Banks chafe at pace of new climate regulation
The banking industry has become frustrated by slow regulatory progress as it waits for necessary standardization of climate risk assessments and disclosure policies to meet net-zero targets.
There has been much speculation over what was behind HSBC asset management’s now-suspended head of responsible investment Stuart Kirk’s recent incendiary presentation on climate change. The administrative burden of having to quantify long-term climate risk on loan instruments with an average tenor of six to seven years certainly seems to have been part of it.
“The amount of work these people make me do,” he lamented, criticising central banks and regulators’ obsession with climate-related risk-assessment procedures.

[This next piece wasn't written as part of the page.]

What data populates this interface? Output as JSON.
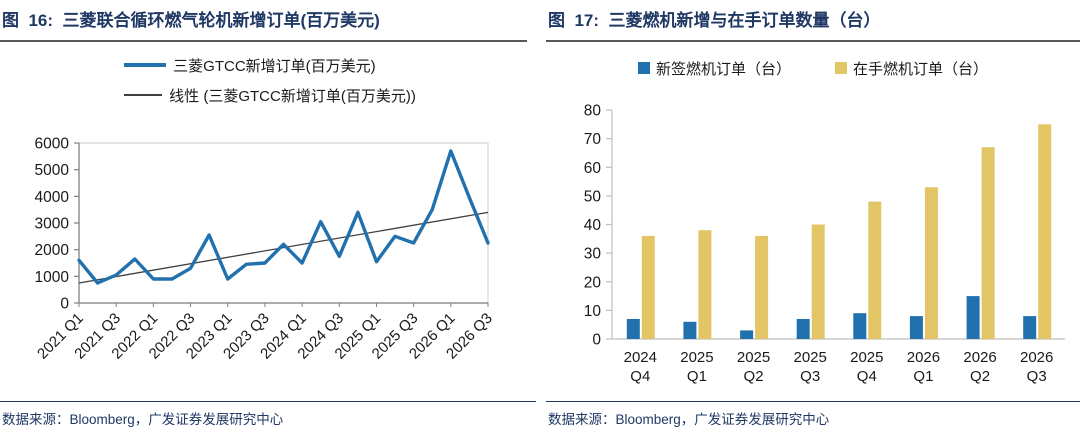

Aside from pushing industry leaders to question their own company culture and commitment to net zero, Kirk’s comments certainly highlighted the ongoing frustrations within the banking sector over the pace of administrative processes that underpin the slow transition towards responsible methods of investing.
The message from regulatory bodies is clear: investment banks need to clean up their portfolios, provide adequate climate-risk assessments, and get their clients over the net-zero finish line as soon as possible.
But sustainable investment teams want policymakers and regulators to meet them halfway.
“In a lot of sectors, we see our clients having the ability to go faster than regulation,” says Tanguy Claquin, global head of sustainability at Crédit Agricole CIB.